POJ1742 Coins(男人八题)¶
keywords: DP
Coins¶
http://poj.org/problem?id=1742
非常经典的男人八题,来自于楼教主LouTiancheng@POJ
这道题目非常想写一篇题解,是因为这题目困扰了我很久,一直没有思考清楚,并且也对各种做法不懂。后来慢慢懂了,做一个总结
方法1,多重背包,3 loops,TLE¶
#include <iostream>
#include <cstdio>
#include <string>
#include <algorithm>
using namespace std;
const int N = 110, M = 1e5 + 10;
int a[N], c[N], n, m;
int dp[N][M]; //MLE 4e7B = 39062KB > 30000KB
int main(){
while (cin >> n >> m){
if (n == 0 && m == 0) break;
for (int i = 1; i <= n; i++) cin >> a[i];
for (int i = 1; i <= n; i++) cin >> c[i];
memset(dp, 0, sizeof dp);
dp[0][0] = 1;
for (int i = 1; i <= n; i++)
for (int j = 0; j <= m; j++)
for (int k = 0; k <= c[i] && k * a[i] <= j; k++)

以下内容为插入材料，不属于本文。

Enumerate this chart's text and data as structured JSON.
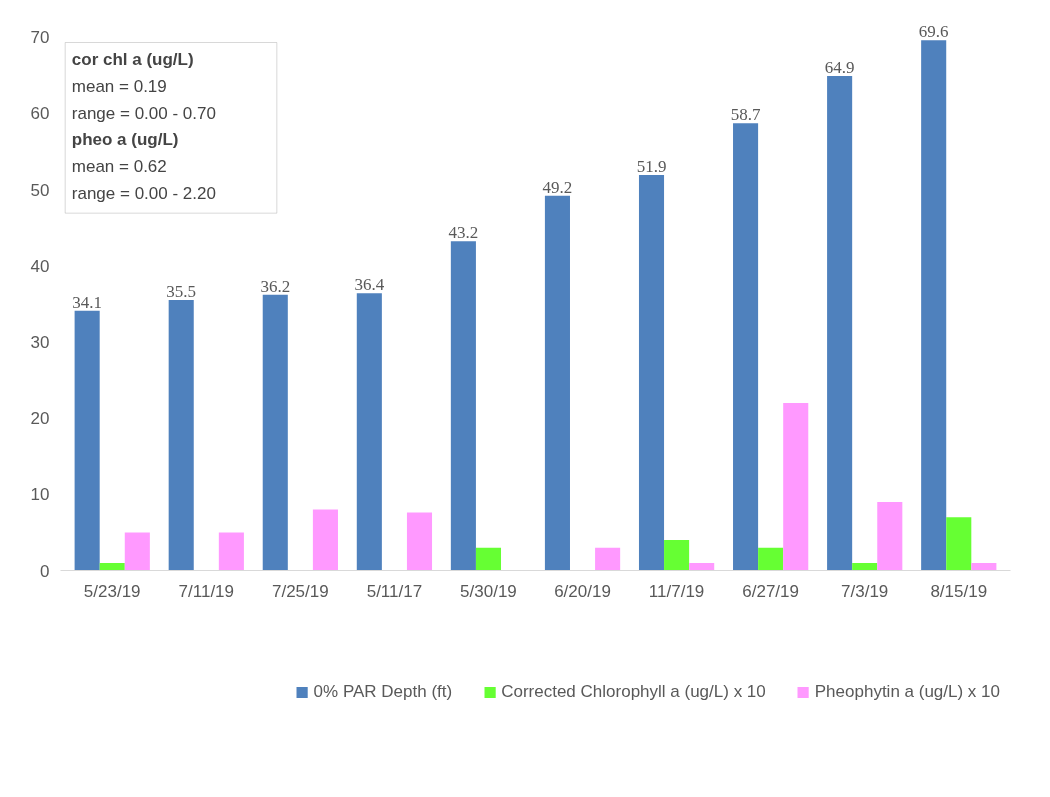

dp[i][j] |= dp[i - 1][j - k * a[i]];
int ret = 0;
for (int i = 1; i <= m; i++) ret += dp[n][i];
cout << ret << '\n';
}
return 0;
}
方法2,使用01背包和完全背包进行优化,代码思路来源于背包九讲,卡常¶
#include <iostream>
#include <cstdio>
#include <string>
using namespace std;
const int N = 110, M = 1e5 + 10;
int a[N], c[N], n, m;
int dp[M];
void complete(int v){
for (int j = v; j <= m; j++) dp[j] |= dp[j - v];
}
void zeroone(int v){
for (int j = m; j >= v; j--) dp[j] |= dp[j - v];
}
int main(){
while (cin >> n >> m){
if (n == 0 && m == 0) break;
for (int i = 1; i <= n; i++) cin >> a[i];
for (int i = 1; i <= n; i++) cin >> c[i];
memset(dp, 0, sizeof dp);
dp[0] = 1;
for (int i = 1; i <= n; i++){
if (a[i] * c[i] >= m) complete(a[i]);
else{
int j = 1;
while (j < c[i]){
zeroone(j * a[i]);
c[i] -= j;
j <<= 1;
}
if (c[i]) zeroone(c[i] * a[i]);
}
}
int ret = 0;
for (int i = 1; i <= m; i++) ret += dp[i];
cout << ret << '\n';
}
return 0;
}
方法4,压成一维,继续超时¶
// 压缩空间,和TLE没关系,补充一下而已
#include <bits/stdc++.h>
using namespace std;
const int N = 110;
int dp[N];
int v[N], w[N], s[N], n, V;
int main(){
cin >> n >> V;
for (int i = 1; i <= n; i++) cin >> v[i] >> w[i] >> s[i];
for (int i = 1; i <= n; i++)
for (int j = 1; j <= s[i]; j++)
for (int k = V; k >= v[i]; k--)
dp[k] = max(dp[k], dp[k - v[i]] + w[i]);
cout << dp[V] << '\n';
return 0;
}
方法5、6,利用bitset进行优化常数32¶
// 首先我们用bitset做正常的循环,会超时
// 但是用来理解bitset如何表示状态的
#include <bits/stdc++.h>
using namespace std;
const int N = 110, M = 1e5 + 10;
int n, m, a[N], c[N];
bitset<M> f;
void print(){
for (int i = m; i >= 0; i--) cout << f[i];
puts("");
}
int main(){
while (cin >> n >> m){
if (!n && !m) break;
for (int i = 1; i <= n; i++) cin >> a[i];
for (int i = 1; i <= n; i++) cin >> c[i];
f.reset();
f.set(0);
for (int i = 1; i <= n; i++)
for (int j = 0; j < c[i]; j++){ // 移动了c[i]次,每次移动a[i]位
f |= f << a[i];
}
int cnt = 0;
for (int i = 1; i <= m; i++)
if (f[i]) cnt++;
cout << cnt << '\n';
}
return 0;
}
/*
这时候,我们来理解一下bitset
对于测试数据:
1 10
1 6
只有一种硬币,价值1,一共有6枚,m是10,问有几种面值可以被表示
00000000001 [这是初始状态,0可以被表示]
00000000011 [左移一位(因为价值1)得00000000010,或上上一个状态00000000001]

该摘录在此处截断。